Grief Is for People by Sloane Crosley

Grief Is for People by Sloane Crosley

Author:Sloane Crosley
Language: eng
Format: epub
Publisher: Farrar, Straus and Giroux


* * *

My liquor store does not have a ton of kosher wine options so I use the traditional method and pick the second-cheapest bottle. As I walk down Forty-seventh Street, paper bag tied with a flammable ribbon, I nod at the security guard in the beanie. I have more cash on my person than I did yesterday. Some of it is in my bra, which feels like a mistake. Regardless, I don’t know how these negotiations will shake out. If I bring too little, my search will have been for naught. If I bring too much, I might give away too much. I don’t want to spend years calculating all the things I’m not paying for to justify buying back my own necklace.

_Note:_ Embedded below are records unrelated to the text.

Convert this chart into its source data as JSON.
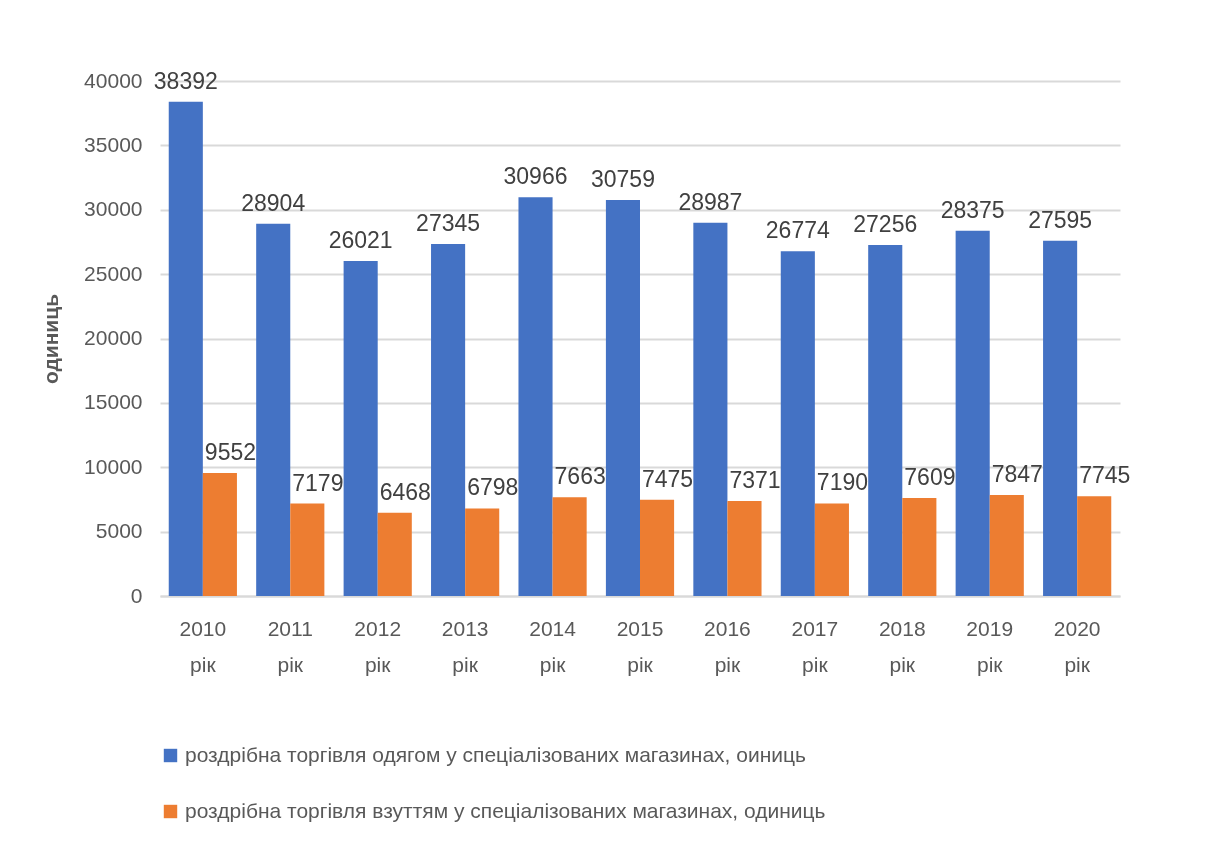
{
  "chart_data": {
    "type": "bar",
    "categories": [
      "2010 рік",
      "2011 рік",
      "2012 рік",
      "2013 рік",
      "2014 рік",
      "2015 рік",
      "2016 рік",
      "2017 рік",
      "2018 рік",
      "2019 рік",
      "2020 рік"
    ],
    "series": [
      {
        "name": "роздрібна торгівля одягом у спеціалізованих магазинах, оиниць",
        "color": "#4472c4",
        "values": [
          38392,
          28904,
          26021,
          27345,
          30966,
          30759,
          28987,
          26774,
          27256,
          28375,
          27595
        ]
      },
      {
        "name": "роздрібна торгівля взуттям у спеціалізованих магазинах, одиниць",
        "color": "#ed7d31",
        "values": [
          9552,
          7179,
          6468,
          6798,
          7663,
          7475,
          7371,
          7190,
          7609,
          7847,
          7745
        ]
      }
    ],
    "ylabel": "одиниць",
    "ylim": [
      0,
      40000
    ],
    "yticks": [
      0,
      5000,
      10000,
      15000,
      20000,
      25000,
      30000,
      35000,
      40000
    ],
    "grid": "y",
    "legend": "bottom",
    "data_labels": true
  }
}
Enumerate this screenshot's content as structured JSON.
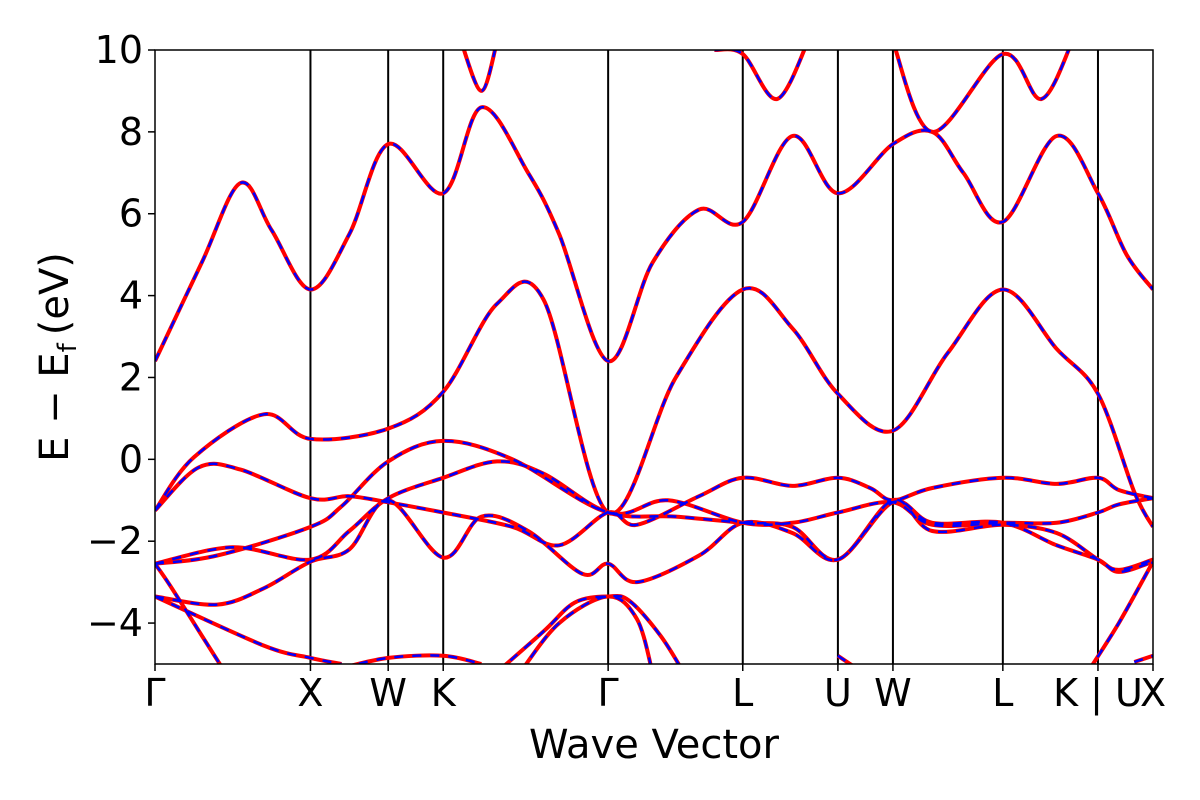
{
  "chart_data": {
    "type": "line",
    "title": "",
    "xlabel": "Wave Vector",
    "ylabel": "E − E",
    "ylabel_subscript": "f",
    "ylabel_unit": "(eV)",
    "ylim": [
      -5,
      10
    ],
    "y_ticks": [
      -4,
      -2,
      0,
      2,
      4,
      6,
      8,
      10
    ],
    "y_tick_labels": [
      "−4",
      "−2",
      "0",
      "2",
      "4",
      "6",
      "8",
      "10"
    ],
    "x_ticks": [
      {
        "label": "Γ",
        "k": 0.0
      },
      {
        "label": "X",
        "k": 1.0
      },
      {
        "label": "W",
        "k": 1.5
      },
      {
        "label": "K",
        "k": 1.854
      },
      {
        "label": "Γ",
        "k": 2.915
      },
      {
        "label": "L",
        "k": 3.781
      },
      {
        "label": "U",
        "k": 4.393
      },
      {
        "label": "W",
        "k": 4.747
      },
      {
        "label": "L",
        "k": 5.454
      },
      {
        "label": "K | U",
        "k": 6.066
      },
      {
        "label": "X",
        "k": 6.42
      }
    ],
    "colors": {
      "series_a": "#ff0000",
      "series_b": "#0000ff"
    },
    "series_names": [],
    "bands": [
      [
        [
          0,
          -1.25
        ],
        [
          0.28,
          -0.2
        ],
        [
          0.55,
          -0.25
        ],
        [
          1.0,
          -0.95
        ],
        [
          1.25,
          -0.9
        ],
        [
          1.5,
          -1.05
        ],
        [
          1.854,
          -1.3
        ],
        [
          2.3,
          -1.65
        ],
        [
          2.6,
          -2.1
        ],
        [
          2.915,
          -1.3
        ],
        [
          3.1,
          -1.6
        ],
        [
          3.5,
          -0.9
        ],
        [
          3.781,
          -0.45
        ],
        [
          4.1,
          -0.65
        ],
        [
          4.393,
          -0.45
        ],
        [
          4.6,
          -0.7
        ],
        [
          4.747,
          -1.0
        ],
        [
          5.0,
          -0.7
        ],
        [
          5.454,
          -0.45
        ],
        [
          5.8,
          -0.6
        ],
        [
          6.066,
          -0.45
        ],
        [
          6.2,
          -0.75
        ],
        [
          6.42,
          -0.95
        ]
      ],
      [
        [
          0,
          -1.25
        ],
        [
          0.25,
          0.05
        ],
        [
          0.7,
          1.1
        ],
        [
          1.0,
          0.5
        ],
        [
          1.5,
          0.75
        ],
        [
          1.854,
          1.65
        ],
        [
          2.2,
          3.8
        ],
        [
          2.5,
          3.9
        ],
        [
          2.915,
          -1.3
        ],
        [
          3.35,
          2.0
        ],
        [
          3.781,
          4.15
        ],
        [
          4.1,
          3.2
        ],
        [
          4.393,
          1.6
        ],
        [
          4.747,
          0.7
        ],
        [
          5.1,
          2.6
        ],
        [
          5.454,
          4.15
        ],
        [
          5.8,
          2.7
        ],
        [
          6.066,
          1.6
        ],
        [
          6.3,
          -0.8
        ],
        [
          6.42,
          -1.65
        ]
      ],
      [
        [
          0,
          -2.55
        ],
        [
          0.4,
          -2.35
        ],
        [
          1.0,
          -1.65
        ],
        [
          1.2,
          -1.15
        ],
        [
          1.5,
          -0.05
        ],
        [
          1.854,
          0.45
        ],
        [
          2.3,
          0.0
        ],
        [
          2.915,
          -1.3
        ],
        [
          3.3,
          -1.0
        ],
        [
          3.781,
          -1.55
        ],
        [
          4.1,
          -1.55
        ],
        [
          4.393,
          -1.3
        ],
        [
          4.747,
          -1.05
        ],
        [
          5.0,
          -1.6
        ],
        [
          5.454,
          -1.55
        ],
        [
          5.8,
          -1.55
        ],
        [
          6.066,
          -1.3
        ],
        [
          6.2,
          -1.1
        ],
        [
          6.42,
          -0.95
        ]
      ],
      [
        [
          0,
          -2.55
        ],
        [
          0.5,
          -2.15
        ],
        [
          1.0,
          -2.45
        ],
        [
          1.25,
          -1.75
        ],
        [
          1.5,
          -0.95
        ],
        [
          1.854,
          -0.45
        ],
        [
          2.2,
          -0.05
        ],
        [
          2.5,
          -0.35
        ],
        [
          2.915,
          -1.3
        ],
        [
          3.35,
          -1.4
        ],
        [
          3.781,
          -1.55
        ],
        [
          4.1,
          -1.65
        ],
        [
          4.393,
          -2.45
        ],
        [
          4.747,
          -1.0
        ],
        [
          5.0,
          -1.75
        ],
        [
          5.454,
          -1.6
        ],
        [
          5.8,
          -1.8
        ],
        [
          6.066,
          -2.45
        ],
        [
          6.2,
          -2.7
        ],
        [
          6.42,
          -2.45
        ]
      ],
      [
        [
          0,
          -3.35
        ],
        [
          0.4,
          -3.55
        ],
        [
          0.7,
          -3.15
        ],
        [
          1.0,
          -2.5
        ],
        [
          1.25,
          -2.2
        ],
        [
          1.5,
          -1.0
        ],
        [
          1.854,
          -2.4
        ],
        [
          2.1,
          -1.4
        ],
        [
          2.4,
          -1.75
        ],
        [
          2.75,
          -2.8
        ],
        [
          2.915,
          -2.55
        ],
        [
          3.1,
          -3.0
        ],
        [
          3.5,
          -2.35
        ],
        [
          3.781,
          -1.55
        ],
        [
          4.1,
          -1.8
        ],
        [
          4.393,
          -2.45
        ],
        [
          4.747,
          -1.05
        ],
        [
          5.0,
          -1.55
        ],
        [
          5.454,
          -1.55
        ],
        [
          5.8,
          -2.1
        ],
        [
          6.066,
          -2.45
        ],
        [
          6.2,
          -2.75
        ],
        [
          6.42,
          -2.5
        ]
      ],
      [
        [
          0,
          -2.55
        ],
        [
          0.1,
          -3.1
        ],
        [
          0.3,
          -4.3
        ],
        [
          0.45,
          -5.2
        ]
      ],
      [
        [
          0,
          -3.35
        ],
        [
          0.7,
          -4.55
        ],
        [
          1.0,
          -4.85
        ],
        [
          1.2,
          -5.0
        ]
      ],
      [
        [
          1.2,
          -5.1
        ],
        [
          1.5,
          -4.85
        ],
        [
          1.854,
          -4.8
        ],
        [
          2.1,
          -5.0
        ]
      ],
      [
        [
          2.2,
          -5.2
        ],
        [
          2.5,
          -4.2
        ],
        [
          2.7,
          -3.5
        ],
        [
          2.915,
          -3.35
        ],
        [
          3.05,
          -3.45
        ],
        [
          3.25,
          -4.3
        ],
        [
          3.4,
          -5.2
        ]
      ],
      [
        [
          2.35,
          -5.2
        ],
        [
          2.6,
          -4.0
        ],
        [
          2.915,
          -3.35
        ],
        [
          3.1,
          -3.9
        ],
        [
          3.2,
          -5.2
        ]
      ],
      [
        [
          6.0,
          -5.2
        ],
        [
          6.2,
          -4.0
        ],
        [
          6.42,
          -2.5
        ]
      ],
      [
        [
          4.393,
          -4.8
        ],
        [
          4.55,
          -5.2
        ]
      ],
      [
        [
          6.3,
          -4.95
        ],
        [
          6.42,
          -4.8
        ]
      ],
      [
        [
          0,
          2.4
        ],
        [
          0.3,
          4.8
        ],
        [
          0.55,
          6.75
        ],
        [
          0.75,
          5.6
        ],
        [
          1.0,
          4.15
        ],
        [
          1.25,
          5.5
        ],
        [
          1.5,
          7.7
        ],
        [
          1.854,
          6.5
        ],
        [
          2.1,
          8.6
        ],
        [
          2.4,
          7.0
        ],
        [
          2.6,
          5.5
        ],
        [
          2.915,
          2.4
        ],
        [
          3.2,
          4.8
        ],
        [
          3.5,
          6.1
        ],
        [
          3.781,
          5.8
        ],
        [
          4.1,
          7.9
        ],
        [
          4.393,
          6.5
        ],
        [
          4.747,
          7.7
        ],
        [
          5.0,
          8.0
        ],
        [
          5.2,
          7.0
        ],
        [
          5.454,
          5.8
        ],
        [
          5.8,
          7.9
        ],
        [
          6.066,
          6.5
        ],
        [
          6.25,
          5.0
        ],
        [
          6.42,
          4.15
        ]
      ],
      [
        [
          1.97,
          10.2
        ],
        [
          2.1,
          9.0
        ],
        [
          2.2,
          10.2
        ]
      ],
      [
        [
          3.6,
          10.0
        ],
        [
          3.781,
          9.9
        ],
        [
          4.0,
          8.8
        ],
        [
          4.2,
          10.2
        ]
      ],
      [
        [
          4.747,
          10.2
        ],
        [
          5.0,
          8.0
        ],
        [
          5.454,
          9.9
        ],
        [
          5.7,
          8.8
        ],
        [
          5.9,
          10.2
        ]
      ]
    ]
  }
}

Yesterday, I spotted cameras in the stairwell. So I have returned alone. I don’t want anyone thinking I brought backup. Hard-boiled or not, it delights me to think this way, to feel at home in this space of transaction and darkness, in this land where the only law is the law of what you can get away with. Did Russell know a version of this world? Multiple versions? Multiple secrets? Suicide, unlike most deaths, is math you work backward instead of forward. It’s enough to make you crazy.

In the halogen light of a new day, suite 303 seems somewhat defanged. Today’s cast of characters is limited to Dimitri, a woman in a sheer frilly blouse, and a man in a leather bomber jacket who, like myself, has business here. I hang back as Dimitri and this man have an exchange involving an envelope and a hug. They pat each other’s backs. After the man leaves, Dimitri starts speaking to the woman in Hebrew but she interrupts him, nodding at me.

“Oh,” he says, upon seeing my face, “is this for me?”

“It is,” I say, instantly embarrassed by the wine.

I place the bag on the partition, which is narrower than the base of the bottle. The woman watches me perform this balancing act without interfering. She remains unimpressed. Meanwhile, Dimitri is patting at his pockets and lifting papers, as if having misplaced his glasses. At long last, he removes an object from the top of the safe.

It’s a plastic sandwich bag.

My eyes widen at the sound of the necklace being extracted from the bag. When Dimitri turns around, he is holding the amulet by its chain. The silver has begun to oxidize around the amber. If you wear silver every day, you will never have to polish it. The grease of life keeps it gleaming.

“Give me your hand,” he instructs, which I do, obediently.

He drops the necklace in my palm, dripping the chain on top of itself.

Then he closes my fingers for me and says: “Take it. That shouldn’t have happened.”

What the fuck, I wonder, should have happened? But I am distracted by how lightweight it is. Every time I looked at a photograph of the necklace, it gained an ounce.

“What happened to you was not right,” he emphasizes. “Just take it.